Community-based programming focusses on improving health by promoting health and preventing disease. Program investments, in collaboration with First Nations and Inuit, support:

  • healthy child development
  • community mental wellness;
  • youth suicide prevention programming;
  • addictions prevention and treatment programming;
  • healthy nutrition and activity promotion programming;
  • disease/injury risk factor prevention programming; and
  • community capacity building initiatives.

Primary Health Care:

FNIHB operates 213 health centres in semi-isolated communities and nursing stations in 64 remote and 10 semi-remote sites. The Home and Community Care program operates in over 600 communities.

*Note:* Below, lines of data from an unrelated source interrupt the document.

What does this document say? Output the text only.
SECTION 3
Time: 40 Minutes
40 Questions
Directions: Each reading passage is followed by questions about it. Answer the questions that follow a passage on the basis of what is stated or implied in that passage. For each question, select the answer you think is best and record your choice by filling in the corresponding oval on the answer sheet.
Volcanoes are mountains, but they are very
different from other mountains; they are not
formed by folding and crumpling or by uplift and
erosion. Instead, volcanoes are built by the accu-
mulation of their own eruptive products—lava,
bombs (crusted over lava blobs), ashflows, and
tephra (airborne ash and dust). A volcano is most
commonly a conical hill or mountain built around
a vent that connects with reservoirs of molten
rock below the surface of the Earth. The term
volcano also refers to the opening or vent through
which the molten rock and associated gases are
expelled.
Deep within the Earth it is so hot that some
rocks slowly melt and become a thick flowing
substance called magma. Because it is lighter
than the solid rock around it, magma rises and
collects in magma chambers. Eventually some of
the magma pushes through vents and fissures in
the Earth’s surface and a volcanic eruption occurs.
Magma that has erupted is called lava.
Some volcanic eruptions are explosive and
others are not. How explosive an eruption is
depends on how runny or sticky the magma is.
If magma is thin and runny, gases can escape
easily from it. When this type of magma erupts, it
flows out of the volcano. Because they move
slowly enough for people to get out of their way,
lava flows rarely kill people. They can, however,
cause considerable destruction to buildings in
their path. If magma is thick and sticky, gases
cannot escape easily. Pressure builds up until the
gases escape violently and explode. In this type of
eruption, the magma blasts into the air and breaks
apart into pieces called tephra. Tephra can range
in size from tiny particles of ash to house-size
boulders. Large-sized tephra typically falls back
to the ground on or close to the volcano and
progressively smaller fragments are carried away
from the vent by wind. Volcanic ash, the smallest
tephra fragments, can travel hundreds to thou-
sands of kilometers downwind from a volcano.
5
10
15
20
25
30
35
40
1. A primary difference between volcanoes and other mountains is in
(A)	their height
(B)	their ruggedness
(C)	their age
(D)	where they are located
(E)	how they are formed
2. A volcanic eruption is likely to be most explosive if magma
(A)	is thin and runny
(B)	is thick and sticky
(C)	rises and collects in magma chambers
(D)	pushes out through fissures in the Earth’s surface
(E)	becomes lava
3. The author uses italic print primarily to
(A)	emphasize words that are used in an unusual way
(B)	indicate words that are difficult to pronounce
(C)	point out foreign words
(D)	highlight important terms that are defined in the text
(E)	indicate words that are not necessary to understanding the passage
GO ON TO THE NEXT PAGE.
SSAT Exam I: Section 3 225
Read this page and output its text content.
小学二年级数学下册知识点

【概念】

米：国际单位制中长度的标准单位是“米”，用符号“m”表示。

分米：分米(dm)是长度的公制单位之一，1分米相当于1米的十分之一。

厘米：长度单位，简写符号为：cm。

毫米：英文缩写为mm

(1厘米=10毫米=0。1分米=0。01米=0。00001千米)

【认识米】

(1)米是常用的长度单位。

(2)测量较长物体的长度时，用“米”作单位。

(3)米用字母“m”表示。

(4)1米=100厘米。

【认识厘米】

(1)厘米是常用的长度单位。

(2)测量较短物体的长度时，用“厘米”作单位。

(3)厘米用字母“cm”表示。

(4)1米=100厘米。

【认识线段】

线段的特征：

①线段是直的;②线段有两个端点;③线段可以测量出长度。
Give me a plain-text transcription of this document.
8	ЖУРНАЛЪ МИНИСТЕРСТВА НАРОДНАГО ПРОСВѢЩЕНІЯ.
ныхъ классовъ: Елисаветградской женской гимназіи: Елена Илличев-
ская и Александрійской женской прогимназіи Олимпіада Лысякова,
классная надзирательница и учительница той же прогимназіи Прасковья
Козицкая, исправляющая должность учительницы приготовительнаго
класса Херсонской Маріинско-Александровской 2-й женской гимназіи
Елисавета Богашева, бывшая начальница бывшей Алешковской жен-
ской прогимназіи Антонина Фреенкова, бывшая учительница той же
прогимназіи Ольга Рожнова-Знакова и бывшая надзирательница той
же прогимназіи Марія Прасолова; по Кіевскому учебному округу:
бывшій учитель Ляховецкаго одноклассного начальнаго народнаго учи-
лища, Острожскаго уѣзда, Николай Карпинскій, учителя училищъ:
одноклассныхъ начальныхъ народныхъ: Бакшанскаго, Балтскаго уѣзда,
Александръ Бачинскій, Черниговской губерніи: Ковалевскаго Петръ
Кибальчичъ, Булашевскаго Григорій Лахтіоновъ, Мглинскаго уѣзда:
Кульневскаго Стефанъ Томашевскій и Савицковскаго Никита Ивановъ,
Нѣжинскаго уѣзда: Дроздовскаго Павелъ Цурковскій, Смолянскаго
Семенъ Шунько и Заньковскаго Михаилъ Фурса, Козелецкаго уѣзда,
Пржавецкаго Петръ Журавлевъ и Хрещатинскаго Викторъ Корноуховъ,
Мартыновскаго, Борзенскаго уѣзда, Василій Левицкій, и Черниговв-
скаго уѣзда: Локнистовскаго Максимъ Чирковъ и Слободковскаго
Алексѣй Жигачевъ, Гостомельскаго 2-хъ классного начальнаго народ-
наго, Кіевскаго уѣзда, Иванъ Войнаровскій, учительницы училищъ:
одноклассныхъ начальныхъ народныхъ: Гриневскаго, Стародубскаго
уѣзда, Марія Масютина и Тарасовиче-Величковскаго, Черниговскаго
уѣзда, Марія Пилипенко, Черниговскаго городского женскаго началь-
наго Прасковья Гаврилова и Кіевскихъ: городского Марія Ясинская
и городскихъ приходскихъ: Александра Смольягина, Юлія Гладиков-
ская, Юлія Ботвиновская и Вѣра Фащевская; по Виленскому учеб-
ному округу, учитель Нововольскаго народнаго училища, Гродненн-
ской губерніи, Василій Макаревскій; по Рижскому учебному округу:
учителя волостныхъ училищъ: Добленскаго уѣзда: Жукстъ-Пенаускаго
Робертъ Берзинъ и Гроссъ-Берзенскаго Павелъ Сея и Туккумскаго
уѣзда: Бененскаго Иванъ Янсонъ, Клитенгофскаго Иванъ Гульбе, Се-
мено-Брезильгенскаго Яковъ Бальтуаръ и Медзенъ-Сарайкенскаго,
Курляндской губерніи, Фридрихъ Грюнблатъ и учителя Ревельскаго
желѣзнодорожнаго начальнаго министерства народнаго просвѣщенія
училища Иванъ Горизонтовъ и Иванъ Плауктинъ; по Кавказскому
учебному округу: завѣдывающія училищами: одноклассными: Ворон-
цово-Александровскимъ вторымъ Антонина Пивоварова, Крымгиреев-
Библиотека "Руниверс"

The branch employs close to 700 nurses, and is responsible for direct program delivery in two hospitals (Norway House and Percy E. Moore - both in Manitoba), as well as funding for two more (Sioux Lookout and Moose Factory/ Weeneebayko - both in Ontario).

Public Health:

The Branch maintains programs that are designed to control communicable diseases, such as tuberculosis. There are also programs to monitor the safety of drinking water on reserve and initiatives to address other environmental health and contaminant issues, such as waste water management and the problem of mould in housing in First Nations communities.

The FNIHB also undertakes health surveillance, information, and analysis, including data development, data analysis, research evidence, and evaluation advice to support policy development, program priority-setting and decision-making on health-related investment.